Tuesday, July 23, 2013

'Wanted': Nazi hunters track war criminals in Germany

Posters appear across the country; $33,000 reward offered for information on those still alive.

Efraim Zuroff, the top Nazi hunter of the Simon Wiesenthal Center, talks to journalists as he stands in front of a placard reading "Late. But not too late! Operation Last Chance II" in Berling. (Photo: Gero Breloer, AP)


BERLIN - "Wanted" posters have been tacked up across Germany by Nazi hunters who say there are war criminals out there who continue to escape justice almost seven decades after the end of World War II.


"The advanced old age of the perpetrators should not be a reason to discontinue prosecution, since the passage of time in no way diminishes their guilt and old age should not protect murderers," said Efraim Zuroff, the director of the Israel office of the Simon Wiesenthal Center, a human rights group that tracks anti-Semitism.


"Every single prosecution is an important reminder that justice can still be achieved for the victims of the Holocaust," he said.


The campaign, "Late. But not too late! Operation Last Chance II," kicked off Tuesday and offers a $33,000 reward for information leading to the arrest and conviction of Nazi criminals, according to the center.


The posters show a black-and-white photograph of the Auschwitz-Birkenau death camp and state: "Millions of innocents were murdered by Nazi war criminals. Some of the perpetrators are free and alive. Help us to bring them before a court."


Zuroff estimates that about 60 potential war criminals are still alive.


The campaign to seek out former World War II-era Nazis in Germany was launched by Zuroff following the conviction of John Demjanjuk in Munich. Demjanjuk was a Ukaranian-American convicted in 2011 by a German court for as an accessory to the murder of 27,900 Jews while a guard at a Nazi extermination camp.
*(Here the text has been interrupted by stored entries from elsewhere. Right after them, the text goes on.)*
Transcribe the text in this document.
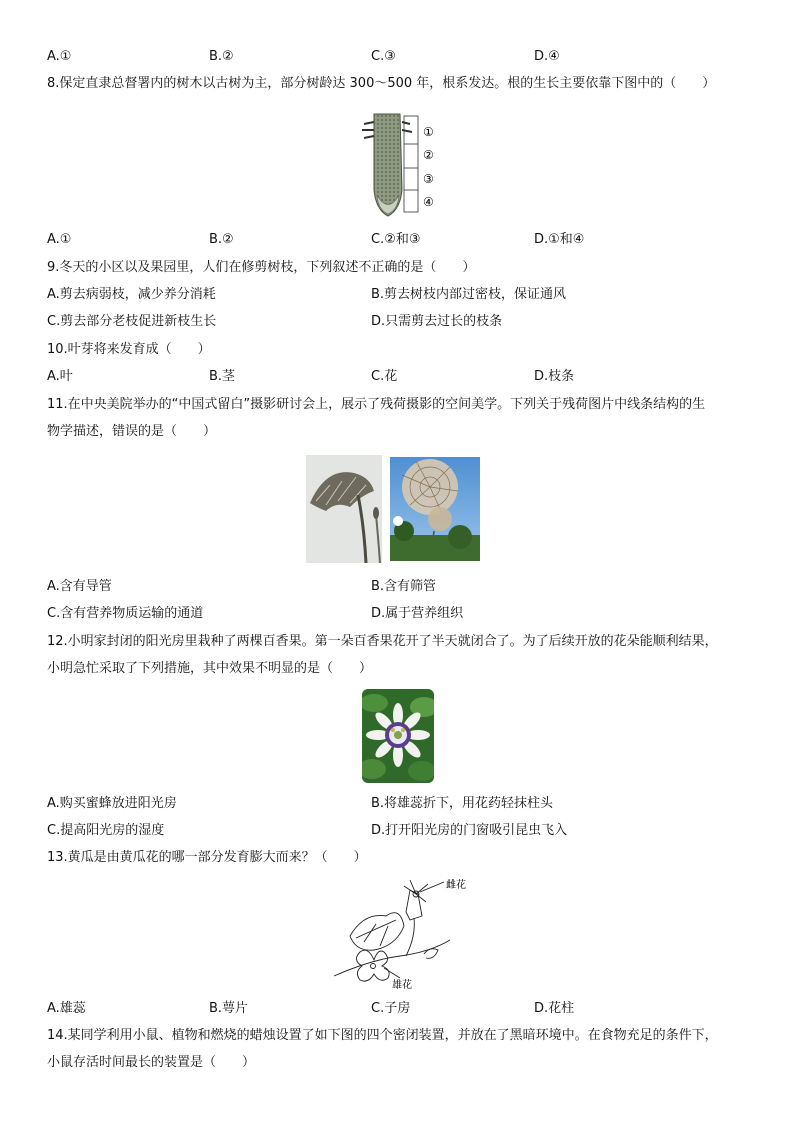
A.①	B.②	C.③	D.④
8.保定直隶总督署内的树木以古树为主，部分树龄达 300～500 年，根系发达。根的生长主要依靠下图中的（　　）
①
②
③
④
A.①	B.②	C.②和③	D.①和④
9.冬天的小区以及果园里，人们在修剪树枝，下列叙述不正确的是（　　）
A.剪去病弱枝，减少养分消耗	B.剪去树枝内部过密枝，保证通风
C.剪去部分老枝促进新枝生长	D.只需剪去过长的枝条
10.叶芽将来发育成（　　）
A.叶	B.茎	C.花	D.枝条
11.在中央美院举办的“中国式留白”摄影研讨会上，展示了残荷摄影的空间美学。下列关于残荷图片中线条结构的生
物学描述，错误的是（　　）
A.含有导管	B.含有筛管
C.含有营养物质运输的通道	D.属于营养组织
12.小明家封闭的阳光房里栽种了两棵百香果。第一朵百香果花开了半天就闭合了。为了后续开放的花朵能顺利结果，
小明急忙采取了下列措施，其中效果不明显的是（　　）
A.购买蜜蜂放进阳光房	B.将雄蕊折下，用花药轻抹柱头
C.提高阳光房的湿度	D.打开阳光房的门窗吸引昆虫飞入
13.黄瓜是由黄瓜花的哪一部分发育膨大而来？（　　）
雌花
雄花
A.雄蕊	B.萼片	C.子房	D.花柱
14.某同学利用小鼠、植物和燃烧的蜡烛设置了如下图的四个密闭装置，并放在了黑暗环境中。在食物充足的条件下，
小鼠存活时间最长的装置是（　　）
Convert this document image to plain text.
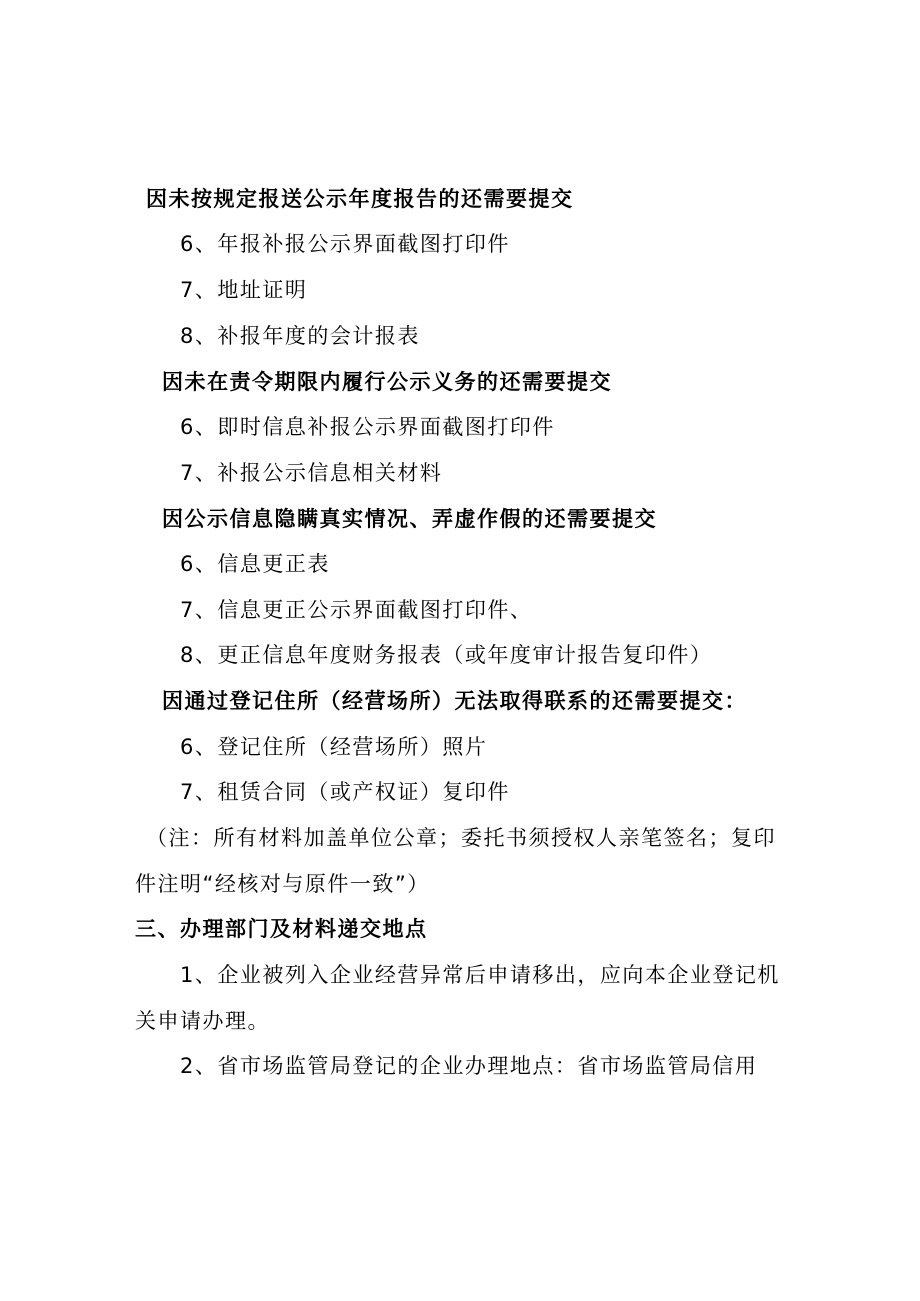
因未按规定报送公示年度报告的还需要提交
6、年报补报公示界面截图打印件
7、地址证明
8、补报年度的会计报表
因未在责令期限内履行公示义务的还需要提交
6、即时信息补报公示界面截图打印件
7、补报公示信息相关材料
因公示信息隐瞒真实情况、弄虚作假的还需要提交
6、信息更正表
7、信息更正公示界面截图打印件、
8、更正信息年度财务报表（或年度审计报告复印件）
因通过登记住所（经营场所）无法取得联系的还需要提交：
6、登记住所（经营场所）照片
7、租赁合同（或产权证）复印件
（注：所有材料加盖单位公章；委托书须授权人亲笔签名；复印
件注明“经核对与原件一致”）
三、办理部门及材料递交地点
1、企业被列入企业经营异常后申请移出，应向本企业登记机
关申请办理。
2、省市场监管局登记的企业办理地点：省市场监管局信用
He died in a German nursing home in March 2012.


In a legal precedent in Germany the court held that anyone who was an "overseer" of activity in the concentration camp could be charged with complicity in the murders even if they did not directly kill inmates.


Six million European Jews were exterminated in the Holocaust, a genocide that involved thousands of German Nazis and their collaborators throughout Europe.